When Junior does eventually turn up, there is some arbitrary globe-trotting, which appears to have been motivated more by tax breaks than by narrative exigency. Then “Gemini Man” gets onto what we should refer to as a “battle of Wills.” Lee delivers some elaborate parkour chases and fight scenes which recall “Crouching Tiger, Hidden Dragon” without matching it. What Lee doesn’t deliver is a sense of how mind-blowing it would be to discover that you are a clone or that you are talking to one.
Partly, this is the fault of the script’s offhand treatment of its central high concept, and partly it’s the fault of Smith’s pair of dull performances. Both Henry and Junior are po-faced bores, and their one-note glumness robs the premise of much of its power. It’s difficult to care that one man is a carbon copy of the other when neither of them seems especially human, anyway.

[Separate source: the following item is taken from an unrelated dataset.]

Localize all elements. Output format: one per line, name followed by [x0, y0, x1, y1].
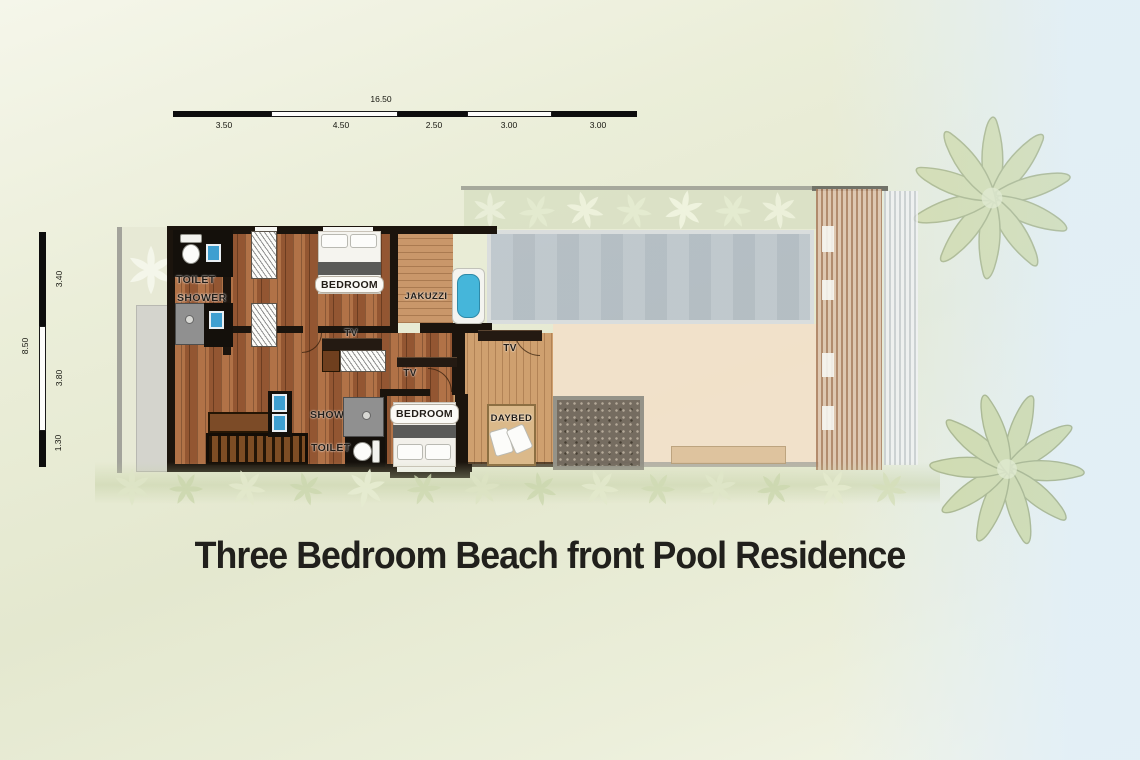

Lee was patently less interested in the whys and wherefores of cloning than he was in other technological advances. Principally, there is the digital de-aging which allows Smith to look like his current grey-templed self and also like the goofy youth he was on “The Fresh Prince of Bel-Air.” The gimmick works well enough, in that Junior doesn’t seem much more fake than anything else in “Gemini Man,” so that’s something.
The other innovation is the ultra-fast frame-rate (60 frames per second at the screening I attended), which gives the images a painfully sharp clarity reminiscent of Lee’s last film, “Billy Lynn’s Long Halftime Walk.” Maybe, in years to come, we will get used to that clarity, just as audiences got used to the switch from black-and-white to color. But at the moment it leaves much of “Gemini Man” looking distractingly like behind-the-scenes footage. As a more thoughtful cloning thriller might have said, just because you have the technology to do something doesn’t mean that you should use it.